Question 3 True / False
The Frank-Starling mechanism increases cardiac force primarily by causing more calcium to be released from the sarcoplasmic reticulum when the ventricle is more filled.
TTrue
FFalse
Answer: False
The Frank-Starling mechanism does not primarily act by increasing SR calcium release. It works through two intrinsic mechanical effects of sarcomere stretch: (1) improved overlap of thick and thin filaments in the physiological range of sarcomere lengths, and (2) increased calcium sensitivity of the contractile proteins (particularly troponin C) when the myofilaments are stretched. More calcium release from the SR is how sympathetic stimulation increases contractility — a distinct mechanism.
Question 4 True / False
Beta-1 adrenergic stimulation increases cardiac contractility in part by phosphorylating phospholamban, which removes its inhibition of the SERCA pump and allows more calcium to be loaded into the SR for the next beat.
TTrue
FFalse
Answer: True
This is a key step in the sympathetic contractility pathway. Normally, phospholamban inhibits SERCA2a (the SR calcium ATPase), limiting SR calcium loading. PKA phosphorylation of phospholamban releases this inhibition, allowing SERCA to pump calcium into the SR more rapidly between beats. This loads more calcium for the next action potential's CICR, increasing the amplitude of the cytoplasmic calcium transient. It also accelerates relaxation (lusitropy), which is essential for allowing adequate filling at high heart rates.
Question 5 Short Answer
Explain how the Frank-Starling mechanism and sympathetic stimulation each increase cardiac output, and how they work together during vigorous exercise.

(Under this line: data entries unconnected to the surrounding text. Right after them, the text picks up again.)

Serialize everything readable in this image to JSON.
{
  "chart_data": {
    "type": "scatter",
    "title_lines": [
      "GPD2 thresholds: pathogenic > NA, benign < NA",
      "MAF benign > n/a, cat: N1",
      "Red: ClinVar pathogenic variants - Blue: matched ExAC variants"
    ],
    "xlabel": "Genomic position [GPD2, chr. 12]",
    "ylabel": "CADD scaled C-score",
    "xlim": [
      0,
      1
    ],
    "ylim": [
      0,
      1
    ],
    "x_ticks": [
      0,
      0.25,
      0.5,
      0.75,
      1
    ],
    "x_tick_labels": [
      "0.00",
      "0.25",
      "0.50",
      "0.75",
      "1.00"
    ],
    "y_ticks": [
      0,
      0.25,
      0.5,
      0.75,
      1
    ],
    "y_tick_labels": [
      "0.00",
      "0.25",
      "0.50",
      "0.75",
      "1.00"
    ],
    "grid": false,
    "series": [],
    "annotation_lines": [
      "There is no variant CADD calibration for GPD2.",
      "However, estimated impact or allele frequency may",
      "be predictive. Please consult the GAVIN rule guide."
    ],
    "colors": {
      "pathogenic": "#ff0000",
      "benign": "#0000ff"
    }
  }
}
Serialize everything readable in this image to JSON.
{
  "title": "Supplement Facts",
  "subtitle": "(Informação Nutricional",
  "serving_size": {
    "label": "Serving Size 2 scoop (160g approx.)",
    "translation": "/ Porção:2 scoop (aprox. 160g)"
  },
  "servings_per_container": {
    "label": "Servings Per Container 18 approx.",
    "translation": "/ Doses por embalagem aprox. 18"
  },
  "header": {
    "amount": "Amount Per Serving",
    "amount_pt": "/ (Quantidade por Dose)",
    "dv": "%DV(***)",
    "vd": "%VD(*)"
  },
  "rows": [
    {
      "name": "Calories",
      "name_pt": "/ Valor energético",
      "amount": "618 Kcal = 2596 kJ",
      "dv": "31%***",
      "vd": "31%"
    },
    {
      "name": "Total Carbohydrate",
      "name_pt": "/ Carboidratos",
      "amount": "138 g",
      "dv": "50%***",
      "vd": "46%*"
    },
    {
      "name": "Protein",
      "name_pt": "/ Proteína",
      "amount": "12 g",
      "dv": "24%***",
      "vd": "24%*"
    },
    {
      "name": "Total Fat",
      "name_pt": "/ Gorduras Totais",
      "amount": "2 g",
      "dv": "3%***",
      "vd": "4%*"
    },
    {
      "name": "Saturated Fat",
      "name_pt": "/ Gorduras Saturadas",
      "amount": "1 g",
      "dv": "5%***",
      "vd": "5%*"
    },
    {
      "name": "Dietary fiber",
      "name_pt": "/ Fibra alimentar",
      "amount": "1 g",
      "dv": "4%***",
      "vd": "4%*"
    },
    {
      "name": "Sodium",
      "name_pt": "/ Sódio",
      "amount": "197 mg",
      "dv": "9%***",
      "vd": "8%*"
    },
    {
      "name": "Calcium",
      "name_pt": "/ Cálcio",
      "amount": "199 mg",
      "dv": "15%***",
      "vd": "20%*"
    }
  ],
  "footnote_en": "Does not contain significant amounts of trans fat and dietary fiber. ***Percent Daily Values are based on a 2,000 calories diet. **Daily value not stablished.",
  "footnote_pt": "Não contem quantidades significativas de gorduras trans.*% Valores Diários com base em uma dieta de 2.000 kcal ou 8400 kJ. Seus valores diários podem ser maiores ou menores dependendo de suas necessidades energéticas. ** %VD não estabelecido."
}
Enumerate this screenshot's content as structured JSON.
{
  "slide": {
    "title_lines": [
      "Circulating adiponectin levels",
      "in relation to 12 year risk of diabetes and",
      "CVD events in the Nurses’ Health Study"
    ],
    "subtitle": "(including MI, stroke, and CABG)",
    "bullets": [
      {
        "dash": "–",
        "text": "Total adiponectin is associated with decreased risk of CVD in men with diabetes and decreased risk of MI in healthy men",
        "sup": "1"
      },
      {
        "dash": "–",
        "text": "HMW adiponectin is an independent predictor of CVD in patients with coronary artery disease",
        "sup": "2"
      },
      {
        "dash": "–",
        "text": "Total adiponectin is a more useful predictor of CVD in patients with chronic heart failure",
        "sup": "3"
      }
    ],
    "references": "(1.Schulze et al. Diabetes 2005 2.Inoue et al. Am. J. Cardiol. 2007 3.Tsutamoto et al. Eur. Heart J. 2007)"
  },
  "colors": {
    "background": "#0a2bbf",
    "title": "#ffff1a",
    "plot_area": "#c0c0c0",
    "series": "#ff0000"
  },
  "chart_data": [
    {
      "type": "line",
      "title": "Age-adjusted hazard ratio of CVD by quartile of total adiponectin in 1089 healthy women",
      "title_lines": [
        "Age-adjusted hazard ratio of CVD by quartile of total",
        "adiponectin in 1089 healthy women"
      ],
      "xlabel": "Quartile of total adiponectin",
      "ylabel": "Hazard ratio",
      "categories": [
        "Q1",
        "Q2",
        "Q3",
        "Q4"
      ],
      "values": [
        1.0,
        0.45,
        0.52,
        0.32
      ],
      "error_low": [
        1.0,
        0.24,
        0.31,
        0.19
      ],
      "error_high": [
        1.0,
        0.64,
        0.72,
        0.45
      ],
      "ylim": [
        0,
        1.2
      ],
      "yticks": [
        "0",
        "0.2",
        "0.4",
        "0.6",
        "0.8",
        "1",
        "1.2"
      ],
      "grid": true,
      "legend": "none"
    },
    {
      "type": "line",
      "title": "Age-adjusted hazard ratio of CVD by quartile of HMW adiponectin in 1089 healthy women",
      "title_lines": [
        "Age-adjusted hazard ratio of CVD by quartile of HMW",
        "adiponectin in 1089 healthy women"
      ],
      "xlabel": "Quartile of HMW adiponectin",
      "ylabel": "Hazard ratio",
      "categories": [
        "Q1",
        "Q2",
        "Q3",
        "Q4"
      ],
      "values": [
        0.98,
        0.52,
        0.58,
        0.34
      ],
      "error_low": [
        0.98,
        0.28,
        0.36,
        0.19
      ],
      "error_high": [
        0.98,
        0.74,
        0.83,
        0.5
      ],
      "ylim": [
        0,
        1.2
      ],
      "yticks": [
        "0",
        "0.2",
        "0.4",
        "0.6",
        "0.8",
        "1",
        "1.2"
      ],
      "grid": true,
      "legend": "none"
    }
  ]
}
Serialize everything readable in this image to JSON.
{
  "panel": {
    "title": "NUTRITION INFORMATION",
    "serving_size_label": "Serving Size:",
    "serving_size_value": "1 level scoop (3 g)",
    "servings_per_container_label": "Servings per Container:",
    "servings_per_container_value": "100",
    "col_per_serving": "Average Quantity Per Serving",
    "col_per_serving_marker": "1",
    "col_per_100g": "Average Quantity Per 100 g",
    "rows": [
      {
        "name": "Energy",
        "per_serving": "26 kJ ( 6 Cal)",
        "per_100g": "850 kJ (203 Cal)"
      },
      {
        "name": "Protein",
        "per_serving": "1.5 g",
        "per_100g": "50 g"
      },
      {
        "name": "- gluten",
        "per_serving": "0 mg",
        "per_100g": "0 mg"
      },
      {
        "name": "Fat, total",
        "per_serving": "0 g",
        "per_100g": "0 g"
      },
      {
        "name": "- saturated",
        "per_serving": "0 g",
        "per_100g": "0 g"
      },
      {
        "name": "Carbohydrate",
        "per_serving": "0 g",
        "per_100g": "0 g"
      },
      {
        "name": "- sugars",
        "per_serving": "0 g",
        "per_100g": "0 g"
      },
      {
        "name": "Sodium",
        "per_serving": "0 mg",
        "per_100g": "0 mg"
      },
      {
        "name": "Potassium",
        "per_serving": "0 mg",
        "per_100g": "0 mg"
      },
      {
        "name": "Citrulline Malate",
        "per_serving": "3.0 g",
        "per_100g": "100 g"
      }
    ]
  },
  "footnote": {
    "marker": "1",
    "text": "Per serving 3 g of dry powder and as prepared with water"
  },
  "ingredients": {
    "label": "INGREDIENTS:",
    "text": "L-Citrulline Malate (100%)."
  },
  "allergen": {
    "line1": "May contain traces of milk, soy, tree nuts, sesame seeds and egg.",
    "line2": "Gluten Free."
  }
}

Think about your answer, then reveal below.
Model answer: The Frank-Starling mechanism is intrinsic: when venous return increases, more blood fills the ventricle during diastole, stretching sarcomeres. This stretch increases calcium sensitivity and optimizes filament overlap, producing a stronger contraction without any neural input. Sympathetic stimulation is extrinsic: norepinephrine activates beta-1 receptors, triggering PKA phosphorylation of L-type channels (more trigger calcium), phospholamban (more SR loading), and troponin I (faster relaxation). During exercise, both operate simultaneously: skeletal muscle pump and increased heart rate drive more blood to the heart (Starling effect), while sympathetic drive shifts the Starling curve upward so the heart ejects more forcefully at any given filling level.
The two mechanisms are complementary: Starling handles beat-to-beat matching of output to input; sympathetic drive shifts the baseline upward for sustained high-demand states. Neither alone can produce the five-fold increase in cardiac output required during maximal exercise.